Having a housekeeper
Hey, if it’s in the budget there is absolutely no shame in getting some help around the house. Not having to deep clean toilets every other weekend freed up time and energy for me to spend quality time with my family. Plus, it was an amazing reboot every couple of weeks to come home to a fresh, clean house and helped me to relax more. And we all know if mama’s happy, everybody’s happy!
Eating out
I know we have the best of intentions to meal plan and utilize those amazing Crockpot recipes that seem so effortless, but some days it just doesn’t get there! I remember a time when I had it all together: a seasoned chicken, stuffed with oranges and the best spices you can think of, so beautifully arranged in the Crockpot. I’d gotten it all ready before the kids even got out of bed. I was so proud to have been so on the ball, but when I came home expecting to the smell of home cooked deliciousness, I realized that I’d forgotten to turn the crockpot ON. Yeah. Wasted chicken. Off to Chili’s we go, kids.
The occasional meal out was refreshing for my family and allowed us to have some time to talk and enjoy each other without distractions or a tired mom who slaved over the stove for 15 whole minutes to make macaroni & cheese (what?).
Taking Time for Yourself
Alone time is so important for your overall health! I read recently that taking care of yourself is part of taking care of your family.

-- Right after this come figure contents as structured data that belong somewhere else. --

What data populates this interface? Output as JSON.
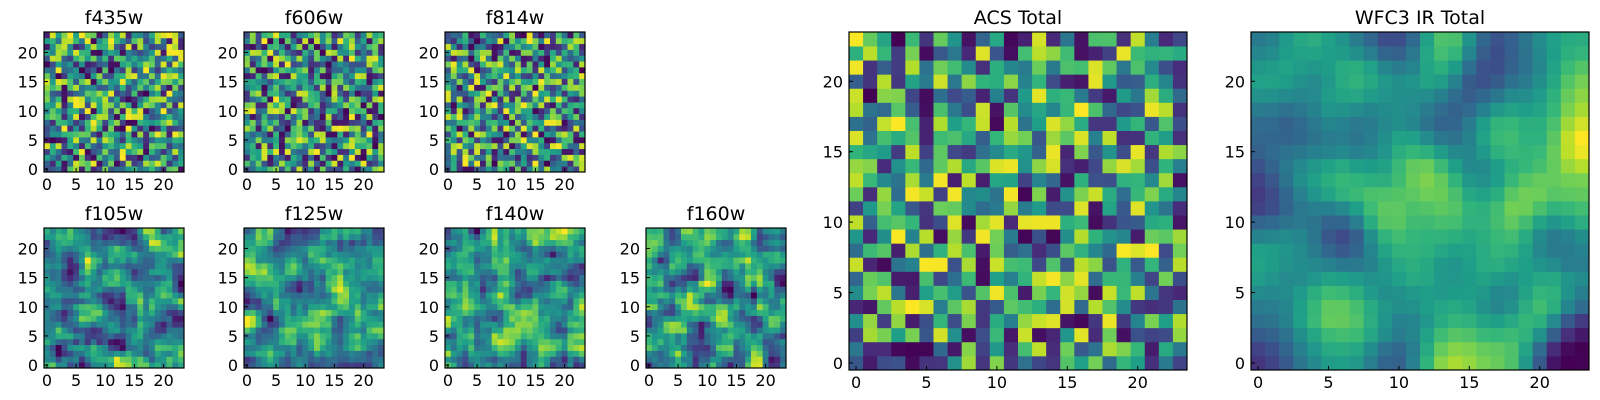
{
  "chart_data": [
    {
      "type": "heatmap",
      "title": "f435w",
      "x_ticks": [
        0,
        5,
        10,
        15,
        20
      ],
      "y_ticks": [
        0,
        5,
        10,
        15,
        20
      ],
      "xlim": [
        0,
        24
      ],
      "ylim": [
        0,
        24
      ],
      "grid_size": 24,
      "seed": 11,
      "smooth": 0,
      "colormap": "viridis",
      "grid": false
    },
    {
      "type": "heatmap",
      "title": "f606w",
      "x_ticks": [
        0,
        5,
        10,
        15,
        20
      ],
      "y_ticks": [
        0,
        5,
        10,
        15,
        20
      ],
      "xlim": [
        0,
        24
      ],
      "ylim": [
        0,
        24
      ],
      "grid_size": 24,
      "seed": 23,
      "smooth": 0,
      "colormap": "viridis",
      "grid": false
    },
    {
      "type": "heatmap",
      "title": "f814w",
      "x_ticks": [
        0,
        5,
        10,
        15,
        20
      ],
      "y_ticks": [
        0,
        5,
        10,
        15,
        20
      ],
      "xlim": [
        0,
        24
      ],
      "ylim": [
        0,
        24
      ],
      "grid_size": 24,
      "seed": 37,
      "smooth": 0,
      "colormap": "viridis",
      "grid": false
    },
    {
      "type": "heatmap",
      "title": "f105w",
      "x_ticks": [
        0,
        5,
        10,
        15,
        20
      ],
      "y_ticks": [
        0,
        5,
        10,
        15,
        20
      ],
      "xlim": [
        0,
        24
      ],
      "ylim": [
        0,
        24
      ],
      "grid_size": 24,
      "seed": 41,
      "smooth": 1,
      "colormap": "viridis",
      "grid": false
    },
    {
      "type": "heatmap",
      "title": "f125w",
      "x_ticks": [
        0,
        5,
        10,
        15,
        20
      ],
      "y_ticks": [
        0,
        5,
        10,
        15,
        20
      ],
      "xlim": [
        0,
        24
      ],
      "ylim": [
        0,
        24
      ],
      "grid_size": 24,
      "seed": 53,
      "smooth": 1,
      "colormap": "viridis",
      "grid": false
    },
    {
      "type": "heatmap",
      "title": "f140w",
      "x_ticks": [
        0,
        5,
        10,
        15,
        20
      ],
      "y_ticks": [
        0,
        5,
        10,
        15,
        20
      ],
      "xlim": [
        0,
        24
      ],
      "ylim": [
        0,
        24
      ],
      "grid_size": 24,
      "seed": 67,
      "smooth": 1,
      "colormap": "viridis",
      "grid": false
    },
    {
      "type": "heatmap",
      "title": "f160w",
      "x_ticks": [
        0,
        5,
        10,
        15,
        20
      ],
      "y_ticks": [
        0,
        5,
        10,
        15,
        20
      ],
      "xlim": [
        0,
        24
      ],
      "ylim": [
        0,
        24
      ],
      "grid_size": 24,
      "seed": 79,
      "smooth": 1,
      "colormap": "viridis",
      "grid": false
    },
    {
      "type": "heatmap",
      "title": "ACS Total",
      "x_ticks": [
        0,
        5,
        10,
        15,
        20
      ],
      "y_ticks": [
        0,
        5,
        10,
        15,
        20
      ],
      "xlim": [
        0,
        24
      ],
      "ylim": [
        0,
        24
      ],
      "grid_size": 24,
      "seed": 97,
      "smooth": 0,
      "colormap": "viridis",
      "grid": false
    },
    {
      "type": "heatmap",
      "title": "WFC3 IR Total",
      "x_ticks": [
        0,
        5,
        10,
        15,
        20
      ],
      "y_ticks": [
        0,
        5,
        10,
        15,
        20
      ],
      "xlim": [
        0,
        24
      ],
      "ylim": [
        0,
        24
      ],
      "grid_size": 24,
      "seed": 131,
      "smooth": 3,
      "colormap": "viridis",
      "grid": false
    }
  ]
}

I don’t care if you work 60 hours a week and only get 6 quality hours of time with your kids on the weekend, take time out for yourself at least once a week. Take a bath, read a book, go out with friends. It will make you a better, more rested person and a better mom.
Not being “Room Mom” (or Den Leader, or Team Coach….)
I’m not talking about going on the occasional field trip or classroom party, or even being involved on a semi-regular basis, but you do not have to be the room mom or the leader or organizer of anything. The important thing is that you support what your kids are passionate about. For me sometimes that can just mean getting them to practice on time and with a belly full of dinner (from a restaurant), and that’s enough.
Rest in the fact that you can’t do it all. I promise you’re not a bad mom. The important things will still get done. You won’t miss out if you just take a breath, relax, and realize that you’re just enough!